In a highly promising test, Canadian researchers found that putting a healthy human's excrement into a pill was more beneficial to people with serious gut infections than strong antibiotics.

According to the Associated Press, the researchers tried this experimental new method on 27 patients. Each had tried strong antibiotics to no avail, but were all cured by the pills containing the fecal matter of a healthy person.

Serious gut infections such as Clostridium difficile (C-diff) affect up to 500,000 Americans every year and kills approximately 14,000. Symptoms include nausea, cramping and diarrhea, often severe enough to be debilitating.

The new pill is simply a much easier method of performing a fecal transplant, a process of giving an infected person someone else's healthy feces. Currently, these transplants are very pricey and involve procedures similar to colonoscopies, or the use of throat tubes.

C-diff is treatable by a highly powerful and expensive antibiotic that kills the infection and a lot of good bacteria along with it. The damage caused by this drug actually makes a person's gut more vulnerable to future infections.

There are even home remedies and do-it-yourself methods that involve treatments with an enema that have been proven safe and effective. But Dr. Thomas Louie, an infectious disease specialist at the University of Calgary, has come up with a one-time treatment option meant to be customized specifically to each patient.

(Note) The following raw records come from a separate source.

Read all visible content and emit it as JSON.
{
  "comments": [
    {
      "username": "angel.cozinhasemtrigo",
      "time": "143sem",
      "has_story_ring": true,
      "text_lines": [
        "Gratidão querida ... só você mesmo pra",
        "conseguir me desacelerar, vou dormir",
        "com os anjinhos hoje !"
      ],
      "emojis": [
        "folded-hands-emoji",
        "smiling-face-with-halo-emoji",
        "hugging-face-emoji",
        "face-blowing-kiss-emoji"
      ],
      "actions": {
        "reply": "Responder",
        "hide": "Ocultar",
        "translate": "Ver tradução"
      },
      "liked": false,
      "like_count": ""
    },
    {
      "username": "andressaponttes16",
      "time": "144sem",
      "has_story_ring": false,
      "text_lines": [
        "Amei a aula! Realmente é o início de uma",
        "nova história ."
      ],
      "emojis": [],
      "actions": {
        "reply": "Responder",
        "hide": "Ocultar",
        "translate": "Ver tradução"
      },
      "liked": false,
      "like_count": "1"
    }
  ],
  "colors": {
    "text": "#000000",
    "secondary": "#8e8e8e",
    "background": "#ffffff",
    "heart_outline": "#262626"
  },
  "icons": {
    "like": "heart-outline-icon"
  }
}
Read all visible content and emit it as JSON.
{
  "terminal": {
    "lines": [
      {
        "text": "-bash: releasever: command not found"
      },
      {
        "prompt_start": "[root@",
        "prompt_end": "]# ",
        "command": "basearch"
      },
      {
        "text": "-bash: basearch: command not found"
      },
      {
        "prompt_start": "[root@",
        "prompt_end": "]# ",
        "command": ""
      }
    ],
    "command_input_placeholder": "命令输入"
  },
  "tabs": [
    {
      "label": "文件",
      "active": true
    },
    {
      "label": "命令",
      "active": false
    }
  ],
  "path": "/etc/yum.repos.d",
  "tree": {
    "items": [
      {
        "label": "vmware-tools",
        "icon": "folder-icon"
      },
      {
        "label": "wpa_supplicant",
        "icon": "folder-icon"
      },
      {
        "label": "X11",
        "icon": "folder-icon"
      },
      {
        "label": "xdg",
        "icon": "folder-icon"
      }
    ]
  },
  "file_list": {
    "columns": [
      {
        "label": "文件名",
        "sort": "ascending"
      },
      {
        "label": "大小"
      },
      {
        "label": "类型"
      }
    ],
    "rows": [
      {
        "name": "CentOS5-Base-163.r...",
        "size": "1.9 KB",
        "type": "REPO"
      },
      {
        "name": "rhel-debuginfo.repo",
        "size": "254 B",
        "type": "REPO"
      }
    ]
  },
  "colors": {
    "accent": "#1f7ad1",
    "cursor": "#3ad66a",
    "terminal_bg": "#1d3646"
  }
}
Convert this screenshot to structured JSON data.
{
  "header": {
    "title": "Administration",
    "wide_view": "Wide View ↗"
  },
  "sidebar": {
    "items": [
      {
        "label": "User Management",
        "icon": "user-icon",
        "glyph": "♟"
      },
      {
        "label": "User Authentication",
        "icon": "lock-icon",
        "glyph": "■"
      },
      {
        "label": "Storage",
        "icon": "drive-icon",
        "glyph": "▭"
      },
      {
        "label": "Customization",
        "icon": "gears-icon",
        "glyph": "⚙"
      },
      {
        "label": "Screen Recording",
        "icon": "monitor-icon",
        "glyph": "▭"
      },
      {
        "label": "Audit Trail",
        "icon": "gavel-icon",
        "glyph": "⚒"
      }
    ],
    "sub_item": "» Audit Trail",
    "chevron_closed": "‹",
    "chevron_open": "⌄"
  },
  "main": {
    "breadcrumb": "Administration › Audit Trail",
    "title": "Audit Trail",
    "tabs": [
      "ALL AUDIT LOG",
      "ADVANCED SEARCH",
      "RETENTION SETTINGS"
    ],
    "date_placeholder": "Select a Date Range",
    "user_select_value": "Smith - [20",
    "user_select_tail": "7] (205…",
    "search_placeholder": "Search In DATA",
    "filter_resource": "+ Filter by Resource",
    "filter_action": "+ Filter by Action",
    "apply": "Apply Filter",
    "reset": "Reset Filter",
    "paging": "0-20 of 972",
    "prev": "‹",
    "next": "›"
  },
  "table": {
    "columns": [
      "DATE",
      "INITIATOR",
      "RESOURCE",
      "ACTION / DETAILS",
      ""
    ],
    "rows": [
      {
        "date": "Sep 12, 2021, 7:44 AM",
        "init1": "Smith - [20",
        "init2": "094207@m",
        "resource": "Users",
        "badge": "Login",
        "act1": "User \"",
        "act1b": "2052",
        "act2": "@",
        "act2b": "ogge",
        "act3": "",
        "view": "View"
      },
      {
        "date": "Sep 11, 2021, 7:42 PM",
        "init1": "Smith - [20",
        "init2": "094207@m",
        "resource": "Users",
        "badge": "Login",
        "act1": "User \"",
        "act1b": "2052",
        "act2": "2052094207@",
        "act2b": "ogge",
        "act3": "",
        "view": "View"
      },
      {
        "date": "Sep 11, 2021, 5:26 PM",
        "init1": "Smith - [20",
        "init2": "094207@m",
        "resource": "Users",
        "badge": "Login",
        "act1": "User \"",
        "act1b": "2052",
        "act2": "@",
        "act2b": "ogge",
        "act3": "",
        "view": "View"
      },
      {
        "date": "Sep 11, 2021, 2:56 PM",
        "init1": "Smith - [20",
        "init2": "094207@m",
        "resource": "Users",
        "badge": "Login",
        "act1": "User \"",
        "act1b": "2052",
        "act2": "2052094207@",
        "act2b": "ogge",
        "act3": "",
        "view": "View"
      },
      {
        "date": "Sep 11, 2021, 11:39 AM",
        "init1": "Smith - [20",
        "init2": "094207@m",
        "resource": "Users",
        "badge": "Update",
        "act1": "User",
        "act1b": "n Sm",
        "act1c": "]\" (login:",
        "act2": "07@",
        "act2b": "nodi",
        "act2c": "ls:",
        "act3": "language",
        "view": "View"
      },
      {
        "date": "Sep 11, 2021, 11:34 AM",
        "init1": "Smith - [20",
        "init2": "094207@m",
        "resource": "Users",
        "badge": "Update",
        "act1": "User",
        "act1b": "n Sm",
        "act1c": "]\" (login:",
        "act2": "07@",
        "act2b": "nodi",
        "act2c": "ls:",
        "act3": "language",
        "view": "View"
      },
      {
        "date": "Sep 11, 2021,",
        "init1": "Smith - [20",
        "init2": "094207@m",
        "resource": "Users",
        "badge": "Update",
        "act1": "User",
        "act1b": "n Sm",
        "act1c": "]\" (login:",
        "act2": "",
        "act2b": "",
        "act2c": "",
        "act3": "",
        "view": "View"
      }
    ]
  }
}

An infected patient first needs a donor, often a relative, whose stool is processed in a lab to remove food and extract bacteria. The sample is then wrapped in a triple coated capsule to ensure the coating does not dissolve until it hits the bowels.

"There's no stool left - just stool bugs. These people are not eating poop," Louie said, adding patients will not experience any foul-smelling burps because the pill will not dissolve until it passes the stomach.

"The approach that Dr. Louie has is completely novel - no one else has done this," Dr. Curtis Donskey, of the Cleveland Veterans Affairs Medical Center, said. "I am optimistic that this type of preparation will make these procedures much easier for patients and for physicians."